2- How to avoid having NaN (you can see that in the end there are multiple commas). (I want to avoid this because afterwards in the scatter plot I use, all the Nan are plotted as 0 (so I have a line of dots in y=0)).
The Nan values are generating zeros.

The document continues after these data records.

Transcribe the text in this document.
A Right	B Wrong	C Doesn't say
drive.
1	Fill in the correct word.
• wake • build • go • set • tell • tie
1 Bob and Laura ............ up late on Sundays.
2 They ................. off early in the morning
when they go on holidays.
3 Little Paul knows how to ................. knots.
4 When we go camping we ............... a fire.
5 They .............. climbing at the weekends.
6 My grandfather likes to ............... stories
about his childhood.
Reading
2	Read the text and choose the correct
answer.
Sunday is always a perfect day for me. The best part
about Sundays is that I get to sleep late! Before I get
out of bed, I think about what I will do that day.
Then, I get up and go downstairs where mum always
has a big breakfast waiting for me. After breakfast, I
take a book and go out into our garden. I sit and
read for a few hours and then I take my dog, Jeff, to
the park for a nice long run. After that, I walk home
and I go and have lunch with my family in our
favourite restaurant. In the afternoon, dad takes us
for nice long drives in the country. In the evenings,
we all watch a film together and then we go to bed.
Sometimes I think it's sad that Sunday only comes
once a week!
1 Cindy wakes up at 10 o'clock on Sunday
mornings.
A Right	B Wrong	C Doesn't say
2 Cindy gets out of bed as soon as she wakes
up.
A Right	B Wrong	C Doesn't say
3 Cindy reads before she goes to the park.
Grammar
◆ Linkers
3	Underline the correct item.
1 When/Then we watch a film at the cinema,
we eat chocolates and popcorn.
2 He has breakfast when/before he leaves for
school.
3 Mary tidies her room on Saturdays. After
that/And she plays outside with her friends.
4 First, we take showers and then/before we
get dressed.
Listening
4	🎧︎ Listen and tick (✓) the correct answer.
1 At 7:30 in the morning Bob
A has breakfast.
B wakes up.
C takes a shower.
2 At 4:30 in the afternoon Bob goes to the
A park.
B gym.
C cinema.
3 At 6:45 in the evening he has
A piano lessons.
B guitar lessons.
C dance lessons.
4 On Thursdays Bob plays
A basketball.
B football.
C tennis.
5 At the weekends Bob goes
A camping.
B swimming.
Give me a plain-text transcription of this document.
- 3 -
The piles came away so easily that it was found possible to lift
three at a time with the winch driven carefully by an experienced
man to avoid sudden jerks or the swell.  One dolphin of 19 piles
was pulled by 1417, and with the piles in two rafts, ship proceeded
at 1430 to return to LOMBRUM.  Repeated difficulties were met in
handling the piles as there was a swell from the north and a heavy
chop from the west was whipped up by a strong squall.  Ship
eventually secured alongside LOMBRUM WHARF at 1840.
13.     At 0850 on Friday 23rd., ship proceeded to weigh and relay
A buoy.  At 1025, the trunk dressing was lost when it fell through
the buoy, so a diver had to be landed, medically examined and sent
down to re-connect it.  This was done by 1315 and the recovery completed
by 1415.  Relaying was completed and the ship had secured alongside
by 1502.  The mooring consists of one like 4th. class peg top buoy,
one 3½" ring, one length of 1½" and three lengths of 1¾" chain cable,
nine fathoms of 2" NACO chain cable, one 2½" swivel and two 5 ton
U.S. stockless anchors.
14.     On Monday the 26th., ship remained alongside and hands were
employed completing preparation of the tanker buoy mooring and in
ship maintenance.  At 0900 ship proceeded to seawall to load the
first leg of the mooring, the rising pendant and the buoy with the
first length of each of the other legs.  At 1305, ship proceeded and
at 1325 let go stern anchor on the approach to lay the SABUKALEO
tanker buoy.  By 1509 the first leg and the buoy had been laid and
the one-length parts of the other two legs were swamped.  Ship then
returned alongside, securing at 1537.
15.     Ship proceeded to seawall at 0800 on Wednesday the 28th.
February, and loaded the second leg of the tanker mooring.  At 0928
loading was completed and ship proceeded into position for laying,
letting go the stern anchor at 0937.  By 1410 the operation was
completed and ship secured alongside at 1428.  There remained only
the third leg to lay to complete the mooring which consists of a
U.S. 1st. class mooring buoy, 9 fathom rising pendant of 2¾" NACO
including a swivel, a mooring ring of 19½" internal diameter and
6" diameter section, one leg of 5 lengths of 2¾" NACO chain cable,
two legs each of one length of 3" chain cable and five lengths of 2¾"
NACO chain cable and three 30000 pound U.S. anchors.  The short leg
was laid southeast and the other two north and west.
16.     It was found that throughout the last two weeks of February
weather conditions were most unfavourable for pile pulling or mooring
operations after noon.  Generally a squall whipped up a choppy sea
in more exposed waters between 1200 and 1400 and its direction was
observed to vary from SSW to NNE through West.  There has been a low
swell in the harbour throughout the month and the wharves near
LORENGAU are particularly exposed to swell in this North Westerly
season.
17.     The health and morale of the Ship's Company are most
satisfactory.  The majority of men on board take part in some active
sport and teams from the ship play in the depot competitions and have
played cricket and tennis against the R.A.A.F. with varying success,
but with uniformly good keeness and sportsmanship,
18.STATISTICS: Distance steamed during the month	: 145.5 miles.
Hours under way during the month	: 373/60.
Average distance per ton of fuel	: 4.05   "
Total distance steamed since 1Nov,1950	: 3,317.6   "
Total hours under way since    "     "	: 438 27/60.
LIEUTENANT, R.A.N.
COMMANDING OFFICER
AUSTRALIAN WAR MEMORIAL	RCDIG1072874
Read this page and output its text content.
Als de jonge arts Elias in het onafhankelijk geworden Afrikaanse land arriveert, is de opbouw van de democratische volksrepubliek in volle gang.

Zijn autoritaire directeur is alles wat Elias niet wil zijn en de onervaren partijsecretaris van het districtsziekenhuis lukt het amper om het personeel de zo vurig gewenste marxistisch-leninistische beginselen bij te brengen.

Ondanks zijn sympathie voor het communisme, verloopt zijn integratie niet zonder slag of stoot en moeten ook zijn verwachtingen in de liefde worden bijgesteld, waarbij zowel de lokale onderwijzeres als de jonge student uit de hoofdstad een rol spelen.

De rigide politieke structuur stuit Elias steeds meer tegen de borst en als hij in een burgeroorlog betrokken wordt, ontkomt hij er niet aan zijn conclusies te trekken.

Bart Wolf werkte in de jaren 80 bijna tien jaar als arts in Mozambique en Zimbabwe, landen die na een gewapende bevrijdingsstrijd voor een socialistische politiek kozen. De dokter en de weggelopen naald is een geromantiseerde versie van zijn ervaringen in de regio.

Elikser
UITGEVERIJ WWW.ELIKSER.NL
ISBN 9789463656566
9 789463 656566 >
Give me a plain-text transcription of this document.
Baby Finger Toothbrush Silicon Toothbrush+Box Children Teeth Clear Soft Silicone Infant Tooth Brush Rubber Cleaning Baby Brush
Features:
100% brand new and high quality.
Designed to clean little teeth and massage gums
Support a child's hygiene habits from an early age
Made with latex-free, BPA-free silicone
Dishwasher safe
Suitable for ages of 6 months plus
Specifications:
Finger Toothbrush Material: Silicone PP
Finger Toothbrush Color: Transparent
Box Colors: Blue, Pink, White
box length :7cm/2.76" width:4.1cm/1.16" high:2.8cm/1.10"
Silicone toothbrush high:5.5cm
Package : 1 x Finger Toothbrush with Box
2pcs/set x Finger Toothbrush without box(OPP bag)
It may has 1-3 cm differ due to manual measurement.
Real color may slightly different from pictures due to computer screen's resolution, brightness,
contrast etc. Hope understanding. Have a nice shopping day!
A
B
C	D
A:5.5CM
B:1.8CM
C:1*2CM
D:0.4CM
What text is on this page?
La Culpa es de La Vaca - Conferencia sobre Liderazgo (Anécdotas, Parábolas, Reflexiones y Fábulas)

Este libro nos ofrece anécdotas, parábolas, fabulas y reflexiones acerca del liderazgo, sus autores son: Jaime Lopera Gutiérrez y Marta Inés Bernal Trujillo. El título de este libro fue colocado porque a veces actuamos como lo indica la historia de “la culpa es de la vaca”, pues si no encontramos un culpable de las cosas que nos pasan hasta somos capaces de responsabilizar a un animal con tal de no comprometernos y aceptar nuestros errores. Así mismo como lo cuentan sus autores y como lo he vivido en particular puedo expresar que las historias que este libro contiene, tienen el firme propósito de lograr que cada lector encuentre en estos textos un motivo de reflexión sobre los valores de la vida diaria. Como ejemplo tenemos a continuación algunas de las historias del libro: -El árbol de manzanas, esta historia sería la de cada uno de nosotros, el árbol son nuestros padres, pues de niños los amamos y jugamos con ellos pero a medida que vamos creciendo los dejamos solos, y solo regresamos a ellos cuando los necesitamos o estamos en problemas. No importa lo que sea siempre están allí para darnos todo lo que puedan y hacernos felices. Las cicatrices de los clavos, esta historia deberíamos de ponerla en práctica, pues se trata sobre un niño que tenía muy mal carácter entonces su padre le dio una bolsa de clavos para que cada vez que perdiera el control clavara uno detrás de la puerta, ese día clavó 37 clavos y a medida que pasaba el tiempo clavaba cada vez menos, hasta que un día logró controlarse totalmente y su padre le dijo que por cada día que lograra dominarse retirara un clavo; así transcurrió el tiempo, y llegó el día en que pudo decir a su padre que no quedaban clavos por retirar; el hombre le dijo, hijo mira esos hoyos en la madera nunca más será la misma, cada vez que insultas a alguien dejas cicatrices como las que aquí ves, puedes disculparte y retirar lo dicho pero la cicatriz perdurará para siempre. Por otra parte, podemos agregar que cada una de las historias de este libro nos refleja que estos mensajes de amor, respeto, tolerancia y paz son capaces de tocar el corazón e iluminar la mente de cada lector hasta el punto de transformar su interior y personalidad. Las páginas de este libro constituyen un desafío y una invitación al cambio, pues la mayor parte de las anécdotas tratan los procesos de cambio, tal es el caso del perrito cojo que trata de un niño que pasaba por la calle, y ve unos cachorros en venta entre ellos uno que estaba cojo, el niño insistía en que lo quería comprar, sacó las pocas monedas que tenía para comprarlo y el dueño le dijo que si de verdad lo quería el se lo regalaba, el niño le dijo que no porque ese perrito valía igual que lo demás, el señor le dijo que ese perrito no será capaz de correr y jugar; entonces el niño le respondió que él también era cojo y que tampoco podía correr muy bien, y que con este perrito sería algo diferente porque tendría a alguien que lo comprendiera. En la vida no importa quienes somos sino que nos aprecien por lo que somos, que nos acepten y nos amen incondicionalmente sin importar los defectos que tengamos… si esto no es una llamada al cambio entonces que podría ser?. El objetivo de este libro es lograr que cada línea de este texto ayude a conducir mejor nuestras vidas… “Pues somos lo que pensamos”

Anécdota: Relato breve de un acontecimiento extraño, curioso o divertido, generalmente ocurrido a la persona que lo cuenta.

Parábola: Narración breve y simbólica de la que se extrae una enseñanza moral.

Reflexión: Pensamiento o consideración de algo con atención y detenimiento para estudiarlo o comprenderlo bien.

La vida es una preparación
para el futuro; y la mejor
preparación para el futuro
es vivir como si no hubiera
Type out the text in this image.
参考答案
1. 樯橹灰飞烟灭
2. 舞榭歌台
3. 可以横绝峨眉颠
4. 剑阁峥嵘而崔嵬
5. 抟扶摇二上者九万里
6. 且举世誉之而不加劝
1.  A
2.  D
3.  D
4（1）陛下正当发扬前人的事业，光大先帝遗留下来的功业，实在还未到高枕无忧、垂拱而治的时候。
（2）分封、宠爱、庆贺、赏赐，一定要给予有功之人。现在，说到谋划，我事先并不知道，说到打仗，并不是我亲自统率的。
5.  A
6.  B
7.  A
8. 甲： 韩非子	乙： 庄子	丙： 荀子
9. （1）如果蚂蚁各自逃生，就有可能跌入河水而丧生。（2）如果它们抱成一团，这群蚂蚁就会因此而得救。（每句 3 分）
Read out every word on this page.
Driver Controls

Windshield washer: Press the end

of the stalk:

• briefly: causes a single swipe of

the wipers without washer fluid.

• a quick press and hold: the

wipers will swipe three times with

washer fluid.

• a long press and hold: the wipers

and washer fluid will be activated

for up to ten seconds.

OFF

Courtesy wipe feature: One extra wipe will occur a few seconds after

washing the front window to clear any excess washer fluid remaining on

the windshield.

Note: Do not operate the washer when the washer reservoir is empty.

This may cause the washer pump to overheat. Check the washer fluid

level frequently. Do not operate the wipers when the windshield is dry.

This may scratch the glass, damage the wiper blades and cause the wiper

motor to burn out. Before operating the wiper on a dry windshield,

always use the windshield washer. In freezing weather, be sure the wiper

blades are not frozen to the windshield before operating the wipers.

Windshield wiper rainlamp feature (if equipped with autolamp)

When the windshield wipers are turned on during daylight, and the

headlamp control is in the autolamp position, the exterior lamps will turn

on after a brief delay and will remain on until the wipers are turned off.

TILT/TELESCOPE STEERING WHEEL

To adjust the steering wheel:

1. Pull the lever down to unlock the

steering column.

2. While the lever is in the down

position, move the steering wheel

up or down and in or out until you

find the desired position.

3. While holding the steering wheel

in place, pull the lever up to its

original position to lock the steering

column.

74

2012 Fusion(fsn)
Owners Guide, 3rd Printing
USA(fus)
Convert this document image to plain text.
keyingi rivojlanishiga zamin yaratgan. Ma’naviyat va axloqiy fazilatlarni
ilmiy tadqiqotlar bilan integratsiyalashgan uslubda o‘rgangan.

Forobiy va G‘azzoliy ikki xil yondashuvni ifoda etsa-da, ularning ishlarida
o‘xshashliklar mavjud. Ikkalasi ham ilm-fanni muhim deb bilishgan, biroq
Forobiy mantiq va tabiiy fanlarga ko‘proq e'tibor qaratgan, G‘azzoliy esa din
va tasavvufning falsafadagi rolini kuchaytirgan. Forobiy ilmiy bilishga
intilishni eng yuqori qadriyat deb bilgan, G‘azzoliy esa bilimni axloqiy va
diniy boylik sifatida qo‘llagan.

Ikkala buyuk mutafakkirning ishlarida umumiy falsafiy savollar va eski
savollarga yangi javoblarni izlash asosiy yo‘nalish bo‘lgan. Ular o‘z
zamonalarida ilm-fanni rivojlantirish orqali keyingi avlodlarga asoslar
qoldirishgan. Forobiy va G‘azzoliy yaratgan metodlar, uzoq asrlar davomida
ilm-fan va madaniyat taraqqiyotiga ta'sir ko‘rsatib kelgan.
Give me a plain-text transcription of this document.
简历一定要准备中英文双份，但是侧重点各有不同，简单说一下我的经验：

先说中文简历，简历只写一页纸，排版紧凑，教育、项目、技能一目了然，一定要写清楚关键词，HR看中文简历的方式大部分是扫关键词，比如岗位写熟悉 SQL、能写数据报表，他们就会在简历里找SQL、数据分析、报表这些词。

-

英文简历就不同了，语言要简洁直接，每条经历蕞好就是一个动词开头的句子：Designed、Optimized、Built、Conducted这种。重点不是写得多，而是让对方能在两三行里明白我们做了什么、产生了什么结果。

Please see the result:
The html snipped is:
<div style="line-height:77%;"><br></div>
<div id="grade_access_hs"></div>
<div style="line-height:77%;"><br></div>
<p>The lines that best approximate the expected grades according to the access grade to University and comparing all students with {{user.hsname}}' students are:</p>
<div style="line-height:30%;"><br></div>
<div id="equation3"></div>
<div style="line-height:30%;"><br></div>
<div id="equation4"></div>
<script type="text/javascript" src="../static/scripts/grade_access_hs.js"></script>
All the chart:
<script>
'use strict';
var Grade_access_hs = c3.generate({
bindto: '#grade_access_hs',
data: {
url: '../static/CSV/Chart_data/grades_access_hs.csv',
xs: {
Grade_global: 'Access grade global',
Grade: 'Access grade',
Regression_global: 'Access grade global',
Regression: 'Access grade'
},
types: {
Grade_global:'scatter',
Grade:'scatter',
Regression_global: 'line',
Regression: 'line'
},
},
axis: {
y: {
label: {
text: "Average grade",
position: "outer-middle"
},
min: 1,
max: 9,
tick: {outer: false}
},
x: {
label: {
text: "Access grade PAU",
position: "outer-center"
},
min: 9,
max: 14,
tick: {
outer: false,
count:1,
fit:false,
values: [9,10,11,12,13,14]
}
}
},
size: {
height: 400,
width: 800
},
zoom: {
enabled: true
},
legend: {
show: true,
position: 'inset',
inset: {
anchor: 'top-right',
x: 20,
y: 20
}
},
})
d3.csv('../static/CSV/Chart_data/grades_access_hs.csv',function(data){
var d1 = data[0];
var d2 = data[1];
var b = (1-(d2['Regression_global']/d1['Regression_global']))/((d1['Access grade global']-d2['Access grade global'])/d1['Regression_global'])
var a = d1['Regression_global'] - (b * d1['Access grade global'])
b = (Math.round(b*1000)/1000);
a = (Math.round(a*1000)/1000);
document.getElementById("equation3").innerHTML = "Global: Grade = " + a + "·x + " + b;
var d = (1-(d2['Regression']/d1['Regression']))/((d1['Access grade private']-d2['Access grade private'])/d1['Regression'])
var c = d1['Regression'] - (b * d1['Access grade'])
d = (Math.round(d*1000)/1000);
c = (Math.round(c*1000)/1000);
document.getElementById("equation4").innerHTML = "Specific high school: Grade = " + c + "·x + " + d;
})
</script>
With grades_acess_hs.csv:
Access grade global,Grade_global,Regression_global,Access grade,Grade,Regression
,,,10.74,5.71,5.41
,,,11.44,6.1,5.87
,,,11.21,6.35,5.72
,,,10.3,5.86,5.12
10.17,6.58,5.23,,,
9.99,5.75,5.13,,,
10.96,5.84,5.71,,,
9.93,6.12,5.09,,,
9.93,6.0,5.09,,,
11.21,6.22,5.86,,,
11.28,6.1,5.9,,,
,,,10.93,6.08,5.54
Thanks in advance!
I think you need a join and fillna
print(df2.join(df1).fillna(''))
10.17 6.58 5.23 10.74 5.71 5.41
9.99 5.75 5.13 11.44 6.1 5.87
11.21 6.35 5.72
10.30 5.86 5.12
Without giving it too much thought:
if df1.shape[0] > df2.shape[0]:
new_rows = df1.shape[0] - df2.shape[0]
df3 = pd.DataFrame(np.zeros((new_rows, df2.shape[1])))
df2 = df2.append(df3)
new_df = pd.concat((df1, df2), axis=1)
#Alternative elif goes here doing the converse.